2.) Goals and strategy

This will often follow on from the fitness aspect – you’ve set yourself the task of finishing a race, but what are your race goals?  What finish times and expectations do you have for yourself as a team?  Do you agree on how you would manage challenges that might crop up during the race?  It’s worth having a heart-to-heart with your potential teammates first before taking the next step.

When you are creating a team, don’t assume every member has the same race goal. Make sure you discuss what the goal is and also plan a race strategy that will suit your strengths, keep your weaknesses to a minimum and ultimately keep the team moving as fast as possible over the entire course.
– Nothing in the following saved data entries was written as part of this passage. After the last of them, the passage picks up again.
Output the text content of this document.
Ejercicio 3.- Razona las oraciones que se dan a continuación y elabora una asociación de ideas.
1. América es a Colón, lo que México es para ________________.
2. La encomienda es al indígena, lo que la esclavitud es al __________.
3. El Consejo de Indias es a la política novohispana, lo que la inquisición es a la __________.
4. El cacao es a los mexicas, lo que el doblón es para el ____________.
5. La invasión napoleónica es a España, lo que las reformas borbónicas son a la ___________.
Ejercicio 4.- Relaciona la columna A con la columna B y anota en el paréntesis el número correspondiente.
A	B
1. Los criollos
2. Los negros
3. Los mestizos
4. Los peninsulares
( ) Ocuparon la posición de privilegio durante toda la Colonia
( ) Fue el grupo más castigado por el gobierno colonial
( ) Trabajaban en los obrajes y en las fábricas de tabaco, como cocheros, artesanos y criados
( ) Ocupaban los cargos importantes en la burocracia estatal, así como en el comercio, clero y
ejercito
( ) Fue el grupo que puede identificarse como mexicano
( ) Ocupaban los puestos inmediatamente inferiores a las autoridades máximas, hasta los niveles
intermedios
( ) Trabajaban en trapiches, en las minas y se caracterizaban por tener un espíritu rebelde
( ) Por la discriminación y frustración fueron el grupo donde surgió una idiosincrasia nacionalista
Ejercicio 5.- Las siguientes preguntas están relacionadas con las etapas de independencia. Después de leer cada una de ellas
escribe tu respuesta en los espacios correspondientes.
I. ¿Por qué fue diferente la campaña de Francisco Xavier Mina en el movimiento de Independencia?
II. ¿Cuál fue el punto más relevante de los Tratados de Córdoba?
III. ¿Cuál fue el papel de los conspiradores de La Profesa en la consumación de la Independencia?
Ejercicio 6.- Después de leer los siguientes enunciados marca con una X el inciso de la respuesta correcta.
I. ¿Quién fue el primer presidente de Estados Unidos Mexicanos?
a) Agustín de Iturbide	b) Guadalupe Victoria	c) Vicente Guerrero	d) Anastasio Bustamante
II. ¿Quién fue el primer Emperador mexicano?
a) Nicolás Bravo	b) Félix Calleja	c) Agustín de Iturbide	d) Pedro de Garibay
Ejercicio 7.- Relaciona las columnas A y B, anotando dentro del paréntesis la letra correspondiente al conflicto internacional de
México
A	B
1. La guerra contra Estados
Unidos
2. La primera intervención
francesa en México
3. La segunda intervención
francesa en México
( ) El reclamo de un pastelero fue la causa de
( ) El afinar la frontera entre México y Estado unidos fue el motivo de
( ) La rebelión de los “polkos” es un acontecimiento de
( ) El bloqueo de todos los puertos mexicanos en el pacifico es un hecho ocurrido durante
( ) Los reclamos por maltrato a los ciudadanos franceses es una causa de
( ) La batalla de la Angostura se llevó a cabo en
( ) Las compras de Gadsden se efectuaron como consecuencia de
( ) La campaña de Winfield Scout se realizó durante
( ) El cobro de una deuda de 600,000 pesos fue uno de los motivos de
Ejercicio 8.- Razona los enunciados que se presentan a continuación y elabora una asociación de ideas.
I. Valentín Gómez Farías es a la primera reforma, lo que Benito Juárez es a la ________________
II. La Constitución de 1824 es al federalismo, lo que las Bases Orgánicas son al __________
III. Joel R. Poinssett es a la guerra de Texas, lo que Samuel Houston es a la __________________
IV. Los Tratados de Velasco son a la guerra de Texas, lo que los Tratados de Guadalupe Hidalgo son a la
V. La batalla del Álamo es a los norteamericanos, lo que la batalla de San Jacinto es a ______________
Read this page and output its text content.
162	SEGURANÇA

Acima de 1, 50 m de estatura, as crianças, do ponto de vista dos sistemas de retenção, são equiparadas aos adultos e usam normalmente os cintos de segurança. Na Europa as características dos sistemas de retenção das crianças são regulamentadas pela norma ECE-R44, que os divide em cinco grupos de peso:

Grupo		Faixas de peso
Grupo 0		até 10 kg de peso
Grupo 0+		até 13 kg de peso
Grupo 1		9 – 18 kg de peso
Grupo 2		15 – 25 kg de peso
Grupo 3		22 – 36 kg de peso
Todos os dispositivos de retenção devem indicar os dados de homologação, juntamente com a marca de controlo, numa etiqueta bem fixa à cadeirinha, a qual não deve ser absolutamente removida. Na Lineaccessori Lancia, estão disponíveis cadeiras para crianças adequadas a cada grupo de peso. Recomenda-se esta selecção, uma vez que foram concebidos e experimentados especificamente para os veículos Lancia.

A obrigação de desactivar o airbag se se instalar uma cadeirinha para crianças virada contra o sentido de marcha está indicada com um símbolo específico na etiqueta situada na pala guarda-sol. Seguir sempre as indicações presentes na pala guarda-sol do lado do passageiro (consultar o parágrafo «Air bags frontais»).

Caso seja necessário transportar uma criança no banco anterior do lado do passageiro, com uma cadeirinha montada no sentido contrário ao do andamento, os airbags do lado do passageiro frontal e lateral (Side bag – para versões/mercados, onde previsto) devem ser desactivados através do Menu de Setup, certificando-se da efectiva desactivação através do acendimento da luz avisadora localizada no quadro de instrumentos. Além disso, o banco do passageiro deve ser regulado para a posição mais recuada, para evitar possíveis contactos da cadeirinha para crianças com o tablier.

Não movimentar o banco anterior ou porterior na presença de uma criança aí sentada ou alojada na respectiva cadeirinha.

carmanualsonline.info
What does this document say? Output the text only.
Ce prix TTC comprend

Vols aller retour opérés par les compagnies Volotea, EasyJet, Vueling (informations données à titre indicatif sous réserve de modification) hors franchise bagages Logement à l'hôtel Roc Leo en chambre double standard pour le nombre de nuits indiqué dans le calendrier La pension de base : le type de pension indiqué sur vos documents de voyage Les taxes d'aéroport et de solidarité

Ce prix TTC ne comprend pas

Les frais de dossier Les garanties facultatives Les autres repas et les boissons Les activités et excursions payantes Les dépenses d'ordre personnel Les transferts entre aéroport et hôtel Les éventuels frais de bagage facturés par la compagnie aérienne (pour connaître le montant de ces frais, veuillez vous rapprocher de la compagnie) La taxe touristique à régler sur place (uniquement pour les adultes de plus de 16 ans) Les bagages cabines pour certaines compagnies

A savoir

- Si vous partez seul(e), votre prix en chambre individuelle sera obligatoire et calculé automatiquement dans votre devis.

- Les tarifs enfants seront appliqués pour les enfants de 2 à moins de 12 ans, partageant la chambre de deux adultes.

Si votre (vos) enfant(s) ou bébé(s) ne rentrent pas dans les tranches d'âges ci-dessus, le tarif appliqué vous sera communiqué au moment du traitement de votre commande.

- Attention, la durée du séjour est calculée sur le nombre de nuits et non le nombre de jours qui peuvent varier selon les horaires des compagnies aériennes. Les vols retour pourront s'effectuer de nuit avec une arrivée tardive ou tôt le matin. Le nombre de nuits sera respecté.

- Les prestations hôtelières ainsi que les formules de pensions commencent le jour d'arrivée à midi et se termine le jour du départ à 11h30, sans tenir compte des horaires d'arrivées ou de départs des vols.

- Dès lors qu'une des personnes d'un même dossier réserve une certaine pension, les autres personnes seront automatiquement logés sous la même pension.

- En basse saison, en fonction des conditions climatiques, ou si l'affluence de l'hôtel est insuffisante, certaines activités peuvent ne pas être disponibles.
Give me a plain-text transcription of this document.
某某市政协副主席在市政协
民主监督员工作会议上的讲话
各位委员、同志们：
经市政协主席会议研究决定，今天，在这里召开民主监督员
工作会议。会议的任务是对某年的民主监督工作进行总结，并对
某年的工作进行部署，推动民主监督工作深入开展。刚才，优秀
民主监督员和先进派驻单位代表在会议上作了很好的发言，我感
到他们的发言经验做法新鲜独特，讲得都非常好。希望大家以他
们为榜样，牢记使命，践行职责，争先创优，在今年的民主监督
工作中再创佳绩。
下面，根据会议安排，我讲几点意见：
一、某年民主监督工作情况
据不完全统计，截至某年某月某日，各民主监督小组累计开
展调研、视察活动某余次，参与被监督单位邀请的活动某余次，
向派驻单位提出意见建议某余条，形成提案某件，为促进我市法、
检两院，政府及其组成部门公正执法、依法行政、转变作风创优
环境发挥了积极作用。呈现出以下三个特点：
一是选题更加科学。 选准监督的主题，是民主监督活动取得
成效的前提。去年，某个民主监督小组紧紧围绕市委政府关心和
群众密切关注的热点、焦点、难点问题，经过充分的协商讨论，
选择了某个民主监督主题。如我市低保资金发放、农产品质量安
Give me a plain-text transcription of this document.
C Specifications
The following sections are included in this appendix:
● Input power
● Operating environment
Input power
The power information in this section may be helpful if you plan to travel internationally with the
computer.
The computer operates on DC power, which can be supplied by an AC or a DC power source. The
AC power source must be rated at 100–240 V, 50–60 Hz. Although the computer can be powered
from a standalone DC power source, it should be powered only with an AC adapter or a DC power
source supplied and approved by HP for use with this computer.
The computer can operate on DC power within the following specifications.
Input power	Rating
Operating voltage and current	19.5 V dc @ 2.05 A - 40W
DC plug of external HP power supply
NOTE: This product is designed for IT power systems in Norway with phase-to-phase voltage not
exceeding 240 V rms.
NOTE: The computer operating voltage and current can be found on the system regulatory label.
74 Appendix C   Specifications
Having done this, you will be able to optimise your team and individual training time and be more organised with your roles within the team based on your strengths.

3.) Communication

Communication is “make or break” for teams who do well in an adventure race.  Staying calm and communicating clearly throughout, as well as being able to change strategy on the fly will make the world of difference during a race. It’s very important to be comfortable enough to speak out if you are struggling or need help and know that you are not going to get a negative reaction from your teammates. It also really helps the team if the navigators are vocal about direction and things to look out for. It’s hard work for the rest of the team with a non-communicative navigator! Within your team you need to communicate regularly to check on food intake, hydration, energy levels, tiredness, first aid and navigation.

4.) Find people who can work in a team

It may sound obvious, but you need to choose people that think about what is best for the team rather than what is best for them.  As part of a team, you must consider your teammates and how they are feeling throughout the race. Sometimes people who are super fast do not necessarily make the best teammates as they may be use to racing at their own pace rather than that of the slowest person.   You must look out for each other and help each other to achieve your common goal.

Once you’ve found your team, the fun begins! Try to train as much as you can together carrying the gear you would in the race. This will help you become familiar not only with each other and your strengths and weaknesses but also with each other’s gear which is often overlooked. If you can fit in a smaller race, navigation clinic or skills training weekend with all or any of your teammates these would all be beneficial to creating a more successful team.

Enjoy your training adventures and let the fun begin!